Boyunda ele gelmeyen kitlelerin çıkarılmasında kolaylık sağlamak için farklı bir çok yöntem denenmiştir. Bu yöntemler içinde en etkili yöntem kısaca ROLL (Radyo-guided Occult Lesion Localisation) olarak adlandırılan ve 2007 yılında ilk kez yine İstanbul Tıp Fakültesi Genel Cerrahi AD’ndan Prf.Dr.Yeşim Erbil ile Doç.Dr.Mustafa Tükenmez tarafından tanımlanarak literatüre kazandırılan yöntemdir. Bu yöntem ele gelmeyen ancak ultrasonla saptanan lezyon içine verilen radyoaktif maddenin gamma-probe ile taranarak saptanmasına dayanıyor. ROLL yöntemi sayesinde ele gelmeyen lezyonlar kolaylıkla çıkarılabiliyor ve olası komplikasyon riski oldukça azalıyor. Bu işlemin tek dezavantajı radyoaktif bir maddenin kullanılması nedeniyle cerrahi girişimin yapıldığı merkezde nükleer tıp kliniğinin ve gerekli radyoaktif madde ile teknolojinin mutlak gerekliliğidir.
Kısaca MOLL (Magnetic-guided Occult Lesion Localisation) olarak adlandırdığımız yeni yöntemi ROLL yönteminden esinlenerek 2016 yılında ilk kez uyguladık ve 9 olguluk seriyi 2017 yılında Surgical Innovation dergisinde yayınladık.
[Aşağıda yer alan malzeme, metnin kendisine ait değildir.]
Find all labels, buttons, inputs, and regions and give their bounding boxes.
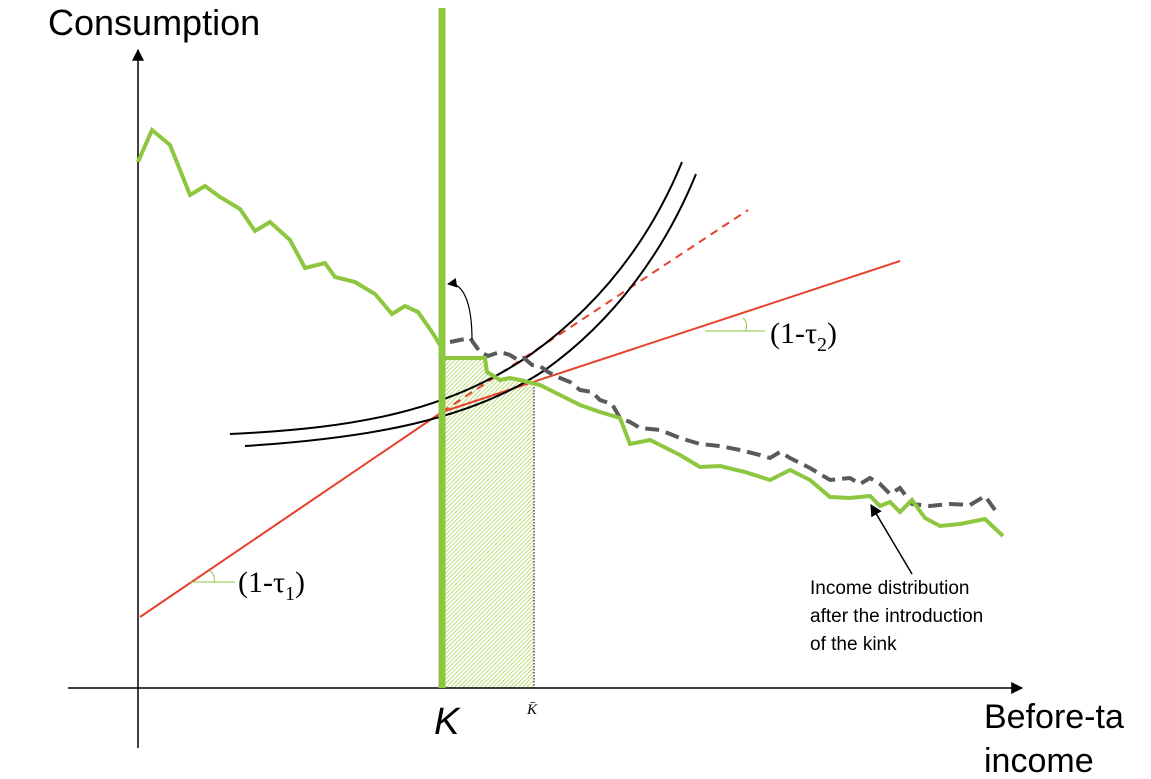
slope2-subscript: 2 [817, 334, 827, 356]
budget-line-counterfactual [441, 209, 749, 413]
bunch-edge-label: K̄ [526, 702, 538, 718]
indifference-curve-1 [229, 161, 683, 435]
density-after-kink-right [442, 356, 1005, 538]
slope1-label: (1-τ1) [238, 566, 305, 605]
x-axis-label-line1: Before-ta [984, 698, 1124, 736]
density-after-kink [136, 126, 442, 347]
annotation-line-2: after the introduction [810, 606, 983, 627]
slope1-close: ) [295, 566, 305, 599]
y-axis-label: Consumption [48, 2, 260, 43]
slope1-subscript: 1 [285, 583, 295, 605]
bunching-arrow [447, 278, 473, 341]
slope2-close: ) [827, 317, 837, 350]
bunching-area [442, 358, 534, 688]
slope1-prefix: (1-τ [238, 566, 285, 599]
slope2-arc [742, 317, 748, 332]
budget-line-segment-1 [139, 411, 443, 618]
annotation-line-3: of the kink [810, 634, 897, 655]
annotation-line-1: Income distribution [810, 578, 969, 599]
annotation-arrow [870, 503, 913, 575]
slope2-label: (1-τ2) [770, 317, 837, 356]
x-axis-label-line2: income [984, 742, 1094, 779]
slope1-arc [209, 570, 215, 583]
density-before-kink [449, 335, 997, 512]
slope2-prefix: (1-τ [770, 317, 817, 350]
kink-label: K [434, 701, 461, 743]
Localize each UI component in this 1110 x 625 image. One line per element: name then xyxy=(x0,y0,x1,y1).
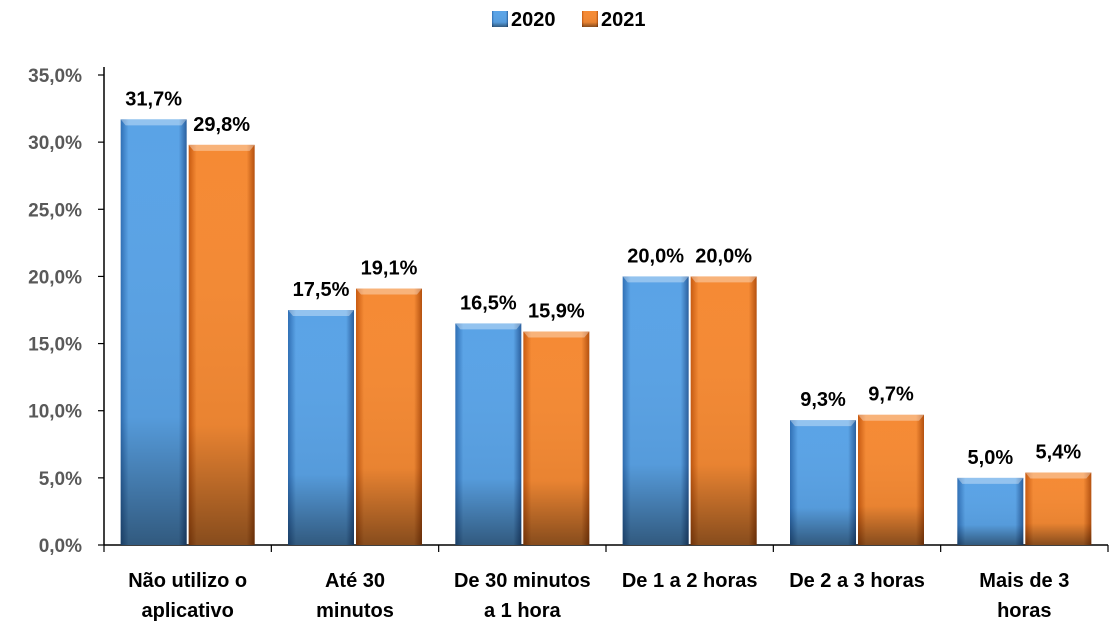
legend-item-2021: 2021 xyxy=(582,9,646,31)
y-tick-label: 25,0% xyxy=(28,200,82,221)
bar-2021-0 xyxy=(188,144,255,546)
x-category-line: De 1 a 2 horas xyxy=(622,570,758,592)
bar-bevel xyxy=(622,276,689,283)
bar-shade xyxy=(1025,472,1092,545)
legend-swatch-shade xyxy=(492,11,508,27)
bar-bevel xyxy=(790,420,856,427)
data-label: 5,0% xyxy=(968,447,1014,469)
bar-bevel xyxy=(1025,472,1092,479)
data-label: 29,8% xyxy=(193,114,250,136)
bar-2021-2 xyxy=(523,331,590,545)
bar-bevel xyxy=(288,310,354,316)
x-category-line: De 30 minutos xyxy=(454,570,591,592)
x-category-line: horas xyxy=(997,600,1051,622)
bar-bevel xyxy=(858,414,924,421)
x-category-line: Até 30 xyxy=(325,570,385,592)
x-category-label: Não utilizo o aplicativo xyxy=(128,570,247,622)
x-category-line: aplicativo xyxy=(142,600,234,622)
x-category-line: a 1 hora xyxy=(484,600,562,622)
bar-2021-1 xyxy=(356,288,422,545)
bar-bevel xyxy=(523,331,590,338)
x-category-label: De 30 minutos a 1 hora xyxy=(454,570,591,622)
legend-label: 2021 xyxy=(601,9,646,31)
bar-shade xyxy=(188,144,255,546)
y-tick-label: 5,0% xyxy=(39,469,82,490)
data-label: 20,0% xyxy=(627,245,684,267)
bar-2020-4 xyxy=(790,420,856,545)
x-category-line: De 2 a 3 horas xyxy=(789,570,925,592)
data-label: 17,5% xyxy=(293,279,350,301)
bar-2020-0 xyxy=(120,119,187,546)
bar-bevel xyxy=(356,288,422,295)
bar-bevel xyxy=(455,323,522,330)
bar-shade xyxy=(690,276,757,545)
x-category-line: Não utilizo o xyxy=(128,570,247,592)
y-tick-label: 0,0% xyxy=(39,536,82,557)
data-label: 31,7% xyxy=(125,88,182,110)
data-label: 20,0% xyxy=(695,245,752,267)
data-labels: 31,7% 17,5% 16,5% 20,0% 9,3% 5,0% 29,8% 19,1% 15… xyxy=(125,88,1081,469)
x-category-label: Mais de 3 horas xyxy=(979,570,1069,622)
bar-shade xyxy=(288,310,354,545)
x-axis-labels: Não utilizo o aplicativo Até 30 minutos De 3… xyxy=(128,570,1069,622)
bar-2021-3 xyxy=(690,276,757,545)
bar-bevel xyxy=(188,144,255,151)
x-category-line: minutos xyxy=(316,600,394,622)
bar-shade xyxy=(858,414,924,545)
bar-2020-3 xyxy=(622,276,689,545)
bar-shade xyxy=(455,323,522,545)
y-tick-label: 10,0% xyxy=(28,402,82,423)
bar-shade xyxy=(622,276,689,545)
x-category-label: De 1 a 2 horas xyxy=(622,570,758,592)
legend: 2020 2021 xyxy=(492,9,646,31)
bar-shade xyxy=(356,288,422,545)
data-label: 5,4% xyxy=(1036,441,1082,463)
data-label: 9,7% xyxy=(868,384,914,406)
bar-2021-4 xyxy=(858,414,924,545)
bars xyxy=(120,119,1092,546)
y-tick-label: 20,0% xyxy=(28,267,82,288)
bar-bevel xyxy=(690,276,757,283)
x-category-label: De 2 a 3 horas xyxy=(789,570,925,592)
bar-shade xyxy=(120,119,187,546)
axes: 0,0% 5,0% 10,0% 15,0% 20,0% 25,0% 30,0% 35,0% xyxy=(28,66,1109,557)
data-label: 15,9% xyxy=(528,300,585,322)
x-category-line: Mais de 3 xyxy=(979,570,1069,592)
y-tick-label: 35,0% xyxy=(28,66,82,87)
y-tick-label: 15,0% xyxy=(28,335,82,356)
data-label: 9,3% xyxy=(800,389,846,411)
bar-shade xyxy=(957,477,1024,545)
data-label: 16,5% xyxy=(460,292,517,314)
legend-item-2020: 2020 xyxy=(492,9,556,31)
legend-swatch-shade xyxy=(582,11,598,27)
bar-shade xyxy=(523,331,590,545)
bar-shade xyxy=(790,420,856,545)
bar-bevel xyxy=(957,477,1024,484)
bar-2020-1 xyxy=(288,310,354,545)
data-label: 19,1% xyxy=(361,258,418,280)
legend-label: 2020 xyxy=(511,9,556,31)
bar-2021-5 xyxy=(1025,472,1092,545)
y-tick-label: 30,0% xyxy=(28,133,82,154)
bar-2020-5 xyxy=(957,477,1024,545)
x-category-label: Até 30 minutos xyxy=(316,570,394,622)
bar-2020-2 xyxy=(455,323,522,545)
bar-bevel xyxy=(120,119,187,126)
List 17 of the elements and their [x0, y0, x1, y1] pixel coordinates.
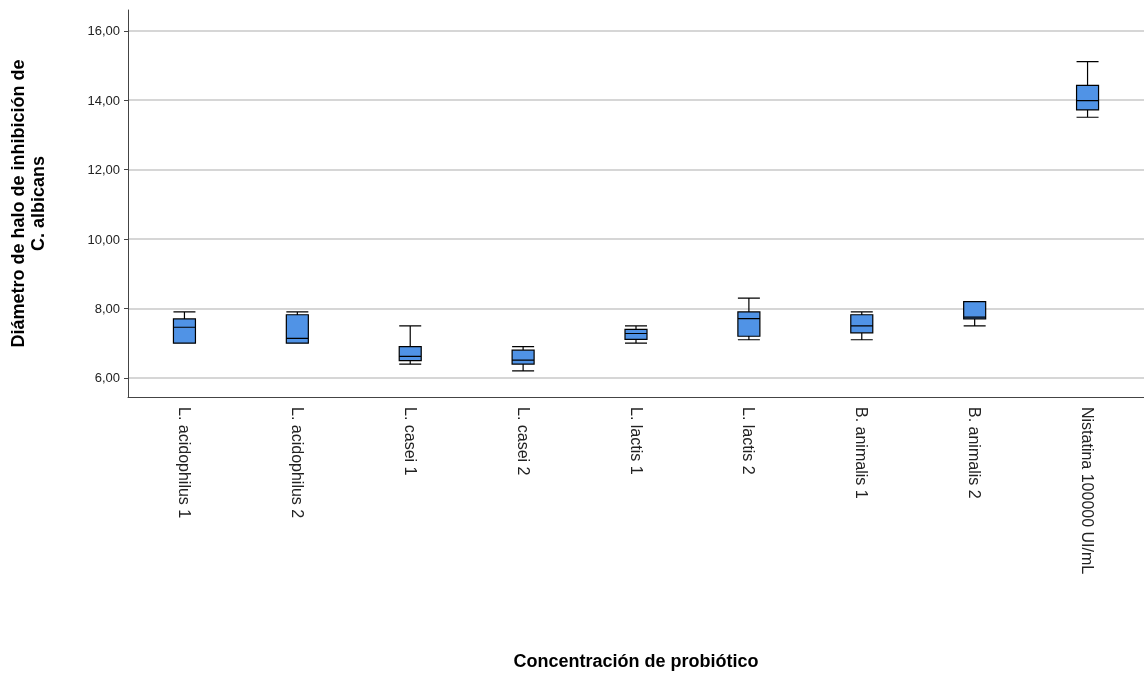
- x-tick-label: B. animalis 1: [853, 407, 871, 499]
- x-axis-title: Concentración de probiótico: [513, 651, 759, 671]
- y-tick-label: 8,00: [94, 300, 120, 316]
- x-tick-label: L. acidophilus 2: [288, 407, 306, 519]
- x-tick-label: Nistatina 100000 UI/mL: [1079, 407, 1097, 575]
- x-tick-label: B. animalis 2: [966, 407, 984, 499]
- y-tick-label: 12,00: [87, 162, 120, 178]
- x-tick-label: L. casei 2: [514, 407, 532, 476]
- x-tick-label: L. acidophilus 1: [175, 407, 193, 519]
- y-tick-label: 10,00: [87, 231, 120, 247]
- y-tick-label: 6,00: [94, 370, 120, 386]
- y-tick-label: 16,00: [87, 23, 120, 39]
- y-tick-label: 14,00: [87, 92, 120, 108]
- y-axis-title: Diámetro de halo de inhibición de C. albicans: [8, 59, 48, 348]
- x-tick-label: L. casei 1: [401, 407, 419, 476]
- x-tick-label: L. lactis 2: [740, 407, 758, 475]
- x-tick-label: L. lactis 1: [627, 407, 645, 475]
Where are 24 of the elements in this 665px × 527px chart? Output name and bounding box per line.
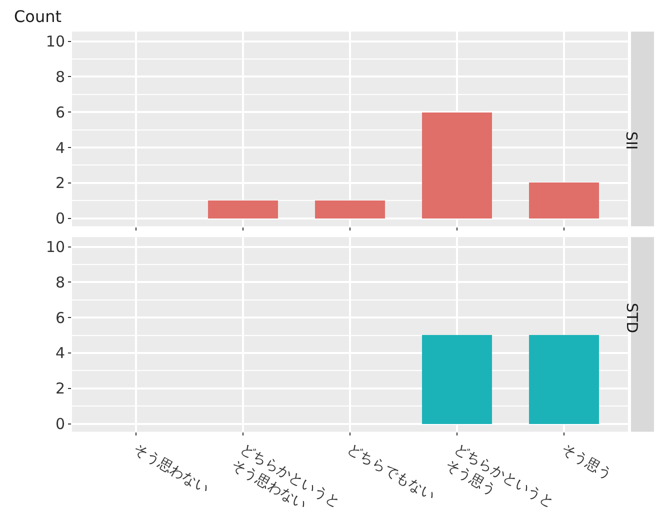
y-tick-label: 0 xyxy=(55,210,65,228)
annotation: STD xyxy=(622,302,641,334)
y-tick-label: 8 xyxy=(55,273,65,292)
bar xyxy=(529,182,599,219)
x-tick-label: そう思わない xyxy=(130,441,212,498)
y-tick-label: 10 xyxy=(46,32,65,51)
y-tick-label: 2 xyxy=(55,380,65,398)
y-tick-label: 2 xyxy=(55,174,65,192)
bar xyxy=(208,200,278,219)
x-tick-label: どちらかというとそう思う xyxy=(442,441,556,512)
y-axis-title: Count xyxy=(14,7,62,26)
y-tick-label: 4 xyxy=(55,138,65,157)
y-tick-label: 6 xyxy=(55,308,65,327)
y-tick-label: 10 xyxy=(46,238,65,256)
y-tick-label: 8 xyxy=(55,68,65,86)
annotation: SII xyxy=(622,131,640,150)
bar xyxy=(315,200,385,219)
x-tick-label: どちらかというとそう思わない xyxy=(228,441,343,513)
x-tick-label: どちらでもない xyxy=(344,441,438,504)
y-tick-label: 4 xyxy=(55,344,65,362)
bar xyxy=(422,112,492,219)
y-tick-label: 0 xyxy=(55,415,65,434)
x-tick-label: そう思う xyxy=(558,441,615,484)
y-tick-label: 6 xyxy=(55,103,65,122)
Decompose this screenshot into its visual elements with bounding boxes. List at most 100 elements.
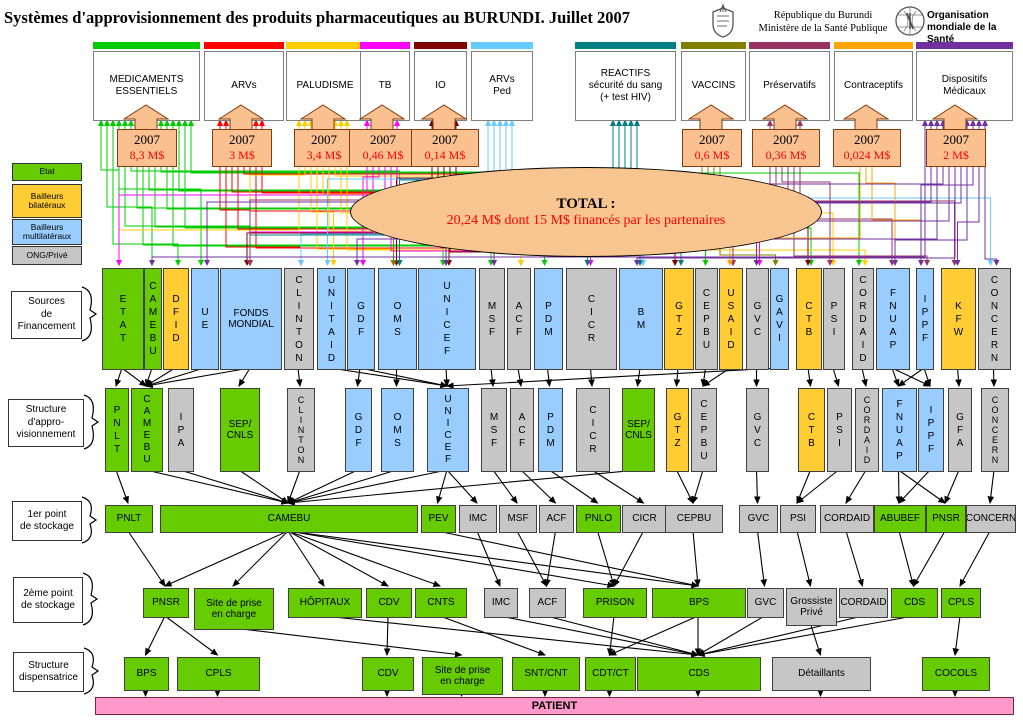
- node-sources-gvc: G V C: [746, 268, 769, 370]
- who-header: Organisation mondiale de la Santé: [927, 10, 1019, 46]
- node-dispensing-cds: CDS: [637, 657, 761, 691]
- node-structure-gvc: G V C: [746, 388, 769, 472]
- node-storage1-abubef: ABUBEF: [874, 505, 926, 533]
- patient-bar: PATIENT: [95, 697, 1014, 715]
- node-storage1-pnlt: PNLT: [105, 505, 153, 533]
- node-structure-fnuap: F N U A P: [882, 388, 917, 472]
- node-storage1-gvc: GVC: [739, 505, 778, 533]
- category-bar-dispositifs-m-dicaux: [916, 42, 1013, 49]
- node-sources-oms: O M S: [378, 268, 417, 370]
- legend-ong-prive: ONG/Privé: [12, 246, 82, 265]
- node-sources-cordaid: C O R D A I D: [852, 268, 874, 370]
- block-arrow-up: [218, 104, 264, 130]
- node-storage1-pnlo: PNLO: [576, 505, 621, 533]
- node-structure-cicr: C I C R: [576, 388, 610, 472]
- total-value: 20,24 M$ dont 15 M$ financés par les par…: [446, 212, 726, 228]
- node-sources-bm: B M: [619, 268, 663, 370]
- node-dispensing-cdt-ct: CDT/CT: [585, 657, 636, 691]
- node-storage2-cnts: CNTS: [415, 588, 467, 618]
- legend-etat: Etat: [12, 163, 82, 181]
- block-arrow-up: [762, 104, 808, 130]
- total-label: TOTAL :: [556, 195, 616, 212]
- node-storage1-cepbu: CEPBU: [665, 505, 723, 533]
- node-structure-concern: C O N C E R N: [981, 388, 1009, 472]
- amount-arvs: 2007 3 M$: [212, 129, 272, 167]
- block-arrow-up: [932, 104, 978, 130]
- amount-medicaments-essentiels: 2007 8,3 M$: [117, 129, 177, 167]
- node-structure-cordaid: C O R D A I D: [855, 388, 879, 472]
- node-sources-acf: A C F: [507, 268, 531, 370]
- node-storage2-cpls: CPLS: [941, 588, 981, 618]
- category-bar-arvs-ped: [471, 42, 533, 49]
- node-storage2-pnsr: PNSR: [143, 588, 189, 618]
- node-storage1-psi: PSI: [780, 505, 816, 533]
- node-structure-pdm: P D M: [538, 388, 563, 472]
- node-sources-camebu: C A M E B U: [144, 268, 162, 370]
- node-storage2-grossiste-priv: Grossiste Privé: [786, 588, 837, 626]
- node-storage2-gvc: GVC: [747, 588, 784, 618]
- node-sources-gtz: G T Z: [664, 268, 694, 370]
- node-sources-unicef: U N I C E F: [418, 268, 476, 370]
- node-storage1-pev: PEV: [421, 505, 456, 533]
- node-sources-concern: C O N C E R N: [978, 268, 1011, 370]
- node-storage1-camebu: CAMEBU: [160, 505, 418, 533]
- category-bar-pr-servatifs: [749, 42, 830, 49]
- node-sources-psi: P S I: [823, 268, 845, 370]
- category-bar-contraceptifs: [834, 42, 913, 49]
- node-sources-fnuap: F N U A P: [876, 268, 910, 370]
- block-arrow-up: [688, 104, 734, 130]
- node-sources-dfid: D F I D: [163, 268, 189, 370]
- category-bar-paludisme: [286, 42, 364, 49]
- category-bar-vaccins: [681, 42, 746, 49]
- row-label-2eme-point-stockage: 2ème point de stockage: [13, 577, 83, 623]
- burundi-coat-of-arms: [712, 4, 734, 38]
- node-structure-gfa: G F A: [948, 388, 972, 472]
- node-dispensing-cocols: COCOLS: [922, 657, 990, 691]
- node-sources-ctb: C T B: [796, 268, 822, 370]
- node-structure-msf: M S F: [481, 388, 507, 472]
- node-structure-clinton: C L I N T O N: [287, 388, 315, 472]
- node-sources-fonds-mondial: FONDS MONDIAL: [220, 268, 282, 370]
- node-storage2-prison: PRISON: [583, 588, 647, 618]
- category-bar-reactifs-s-curit-du-sang-test-hiv: [575, 42, 676, 49]
- category-bar-io: [414, 42, 467, 49]
- category-bar-tb: [360, 42, 410, 49]
- node-storage2-site-de-prise-en-charge: Site de prise en charge: [194, 588, 274, 630]
- node-structure-psi: P S I: [827, 388, 852, 472]
- node-sources-cicr: C I C R: [566, 268, 617, 370]
- node-storage2-cds: CDS: [891, 588, 938, 618]
- amount-dispositifs-m-dicaux: 2007 2 M$: [926, 129, 986, 167]
- legend-bailleurs-bilateraux: Bailleurs bilatéraux: [12, 184, 82, 218]
- amount-pr-servatifs: 2007 0,36 M$: [752, 129, 820, 167]
- node-sources-pdm: P D M: [534, 268, 563, 370]
- block-arrow-up: [421, 104, 467, 130]
- block-arrow-up: [359, 104, 405, 130]
- amount-paludisme: 2007 3,4 M$: [294, 129, 354, 167]
- block-arrow-up: [300, 104, 346, 130]
- node-storage2-bps: BPS: [652, 588, 746, 618]
- node-storage1-msf: MSF: [499, 505, 537, 533]
- node-structure-unicef: U N I C E F: [427, 388, 469, 472]
- total-ellipse: TOTAL : 20,24 M$ dont 15 M$ financés par…: [350, 167, 822, 257]
- node-sources-kfw: K F W: [941, 268, 976, 370]
- amount-io: 2007 0,14 M$: [411, 129, 479, 167]
- gov-line2: Ministère de la Santé Publique: [758, 23, 888, 34]
- node-storage1-acf: ACF: [539, 505, 574, 533]
- node-storage1-pnsr: PNSR: [926, 505, 966, 533]
- node-sources-clinton: C L I N T O N: [284, 268, 314, 370]
- gov-header: République du Burundi Ministère de la Sa…: [748, 9, 898, 35]
- category-dispositifs-m-dicaux: Dispositifs Médicaux: [916, 51, 1013, 121]
- who-line1: Organisation: [927, 10, 989, 21]
- node-storage2-h-pitaux: HÔPITAUX: [288, 588, 362, 618]
- node-structure-sep-cnls: SEP/ CNLS: [220, 388, 260, 472]
- amount-tb: 2007 0,46 M$: [349, 129, 417, 167]
- node-dispensing-bps: BPS: [124, 657, 169, 691]
- node-storage2-imc: IMC: [484, 588, 518, 618]
- node-dispensing-d-taillants: Détaillants: [772, 657, 871, 691]
- node-structure-ipa: I P A: [168, 388, 194, 472]
- node-dispensing-cpls: CPLS: [177, 657, 260, 691]
- node-structure-oms: O M S: [381, 388, 414, 472]
- patient-label: PATIENT: [531, 700, 578, 712]
- node-storage2-cordaid: CORDAID: [839, 588, 888, 618]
Bu yöntemde de yine ele gelmeyen ancak ultrasonla saptanabilen lezyonu radyasyon içermeyen , doku içine verildiğinde hemen atılmayan sıvı yapıda demiroksit ve bu maddeye duyarlı bir manyetik probe kullandık. Ameliyat günü ultrason altında saptanan tümöral dokunun ya da paratiroid bezinin içine çok az miktarda manyetik işaretleyici olarak demiroksit injekte ediyoruz. İşlemi yapan radyoloğun deneyimli olması, cerrah ile iletişim halinde olması oldukça önemli. İnjeksiyon yapıldıktan sonra 6-12 saat kadar dokudan manyetik sinyal alınabiliyor. Ameliyat sırasında manyetik duyarlı bir probe ile en yoğun manyetik sinyal aldığımız yere doğru odaklanarak cerrahi işlemi yapıyoruz. İhtiyaç halinde alanda sinyal ölçümünü tekrarlayabiliyoruz. Bu tekniğin amacı ikincil ya da daha fazla sayıda girişim gerektiren olgularda hedeflenen dokuya daha küçük bir kesi ve daha az doku disseksiyonu yaparak komplikasyon riskini azaltmak ve ameliyat süresi ile hastanede kalış süresini kısaltmaktır. Bu teknik sayesinde ele gelmeyen ve daha önce cerrahi uygulanmış hastalarda çıkarılması zor ve riskli lezyon/lezyonları isabetli bir şekilde ve güvenle çıkarılabilmekteyiz. ROLL yönteminden farklı olarak nükleer tıp kliniğinin olmadığı merkezlerde ya da radyoaktif maddenin kullanımının mümkün olmadığı durumlarda oldukça faydalı bir yöntemdir. Ayrıca radyasyon içeren madde kullanılmaması bir diğer avantajıdır. Hastanın uygulanan demiroksite karşı aşırı bir duyarlılığı yoksa ek bir risk te oluşturmuyor.